Commendably, South Africa’s new Cybercrimes and Cybersecurity Bill proposes that we take a bold step ahead of contemporary laws across Africa and beyond. Pertinently, clause 19(1) of the Bill proscribes the novel concept of cyberlaundering.
Cyberlaundering is the use of a computer to perform or assist an unlawful financial transaction or a relationship involving property or benefit, whether tangible or intangible, which is derived from criminal activity. Simply put, cyberlaundering is money laundering in cyberspace. The concept has been evasive and has defied regulatory grasp. Cyberlaundering has been problematic because the breadth of the current international anti-money laundering regime does not cater for it.
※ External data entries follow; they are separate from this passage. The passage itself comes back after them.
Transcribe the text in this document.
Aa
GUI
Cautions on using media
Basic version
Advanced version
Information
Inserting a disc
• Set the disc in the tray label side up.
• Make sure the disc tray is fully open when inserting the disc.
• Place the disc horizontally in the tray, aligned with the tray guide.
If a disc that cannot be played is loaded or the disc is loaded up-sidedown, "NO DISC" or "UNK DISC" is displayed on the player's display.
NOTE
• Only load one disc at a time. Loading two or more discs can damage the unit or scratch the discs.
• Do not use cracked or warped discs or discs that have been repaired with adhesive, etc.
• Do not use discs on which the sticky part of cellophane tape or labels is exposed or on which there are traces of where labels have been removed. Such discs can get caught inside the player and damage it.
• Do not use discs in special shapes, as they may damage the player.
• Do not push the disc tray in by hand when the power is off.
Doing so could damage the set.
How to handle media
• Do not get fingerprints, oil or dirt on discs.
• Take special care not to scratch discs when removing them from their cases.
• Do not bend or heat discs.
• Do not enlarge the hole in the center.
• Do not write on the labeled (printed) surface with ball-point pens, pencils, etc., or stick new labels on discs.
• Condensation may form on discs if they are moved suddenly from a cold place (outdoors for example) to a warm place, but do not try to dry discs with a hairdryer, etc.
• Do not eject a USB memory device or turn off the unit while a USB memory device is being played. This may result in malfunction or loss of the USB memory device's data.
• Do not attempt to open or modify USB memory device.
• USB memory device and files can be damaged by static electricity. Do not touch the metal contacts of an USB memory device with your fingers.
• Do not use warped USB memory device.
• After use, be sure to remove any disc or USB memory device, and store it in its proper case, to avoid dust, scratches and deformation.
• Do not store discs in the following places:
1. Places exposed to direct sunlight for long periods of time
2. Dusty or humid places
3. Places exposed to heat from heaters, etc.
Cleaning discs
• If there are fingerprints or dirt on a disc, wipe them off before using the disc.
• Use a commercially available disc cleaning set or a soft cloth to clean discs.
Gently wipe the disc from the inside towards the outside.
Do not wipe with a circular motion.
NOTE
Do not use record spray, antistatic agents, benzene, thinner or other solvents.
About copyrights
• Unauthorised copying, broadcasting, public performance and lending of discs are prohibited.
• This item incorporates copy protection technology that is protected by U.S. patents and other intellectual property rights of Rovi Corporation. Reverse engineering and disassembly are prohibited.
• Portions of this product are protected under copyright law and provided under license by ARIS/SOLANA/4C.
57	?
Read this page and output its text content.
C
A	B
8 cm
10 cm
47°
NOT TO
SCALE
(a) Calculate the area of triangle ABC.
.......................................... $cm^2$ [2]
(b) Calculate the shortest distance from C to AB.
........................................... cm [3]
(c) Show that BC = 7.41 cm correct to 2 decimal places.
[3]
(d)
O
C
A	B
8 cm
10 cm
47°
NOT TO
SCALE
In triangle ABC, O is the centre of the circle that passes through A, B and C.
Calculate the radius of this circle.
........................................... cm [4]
The problem is compounded by the fact that the constituent acts of cyberlaundering continue to evolve and shape-shift as technology advances.
The implications of the cyberlaundering provisions in the Bill are far-reaching, particularly as it relates to the financial services industry. The industry would be concerned for the same reasons it is currently concerned about anti-money laundering laws. Alas this is but one of several implications. Considering the borderless nature of the internet and the increasing flow of financial transactions across multiple jurisdictions, the impact of this provision in the Bill will also transcend into the international sphere, where international anti-money laundering laws as well as international law all apply against the backdrop of other principles in cyber forensics and informatics.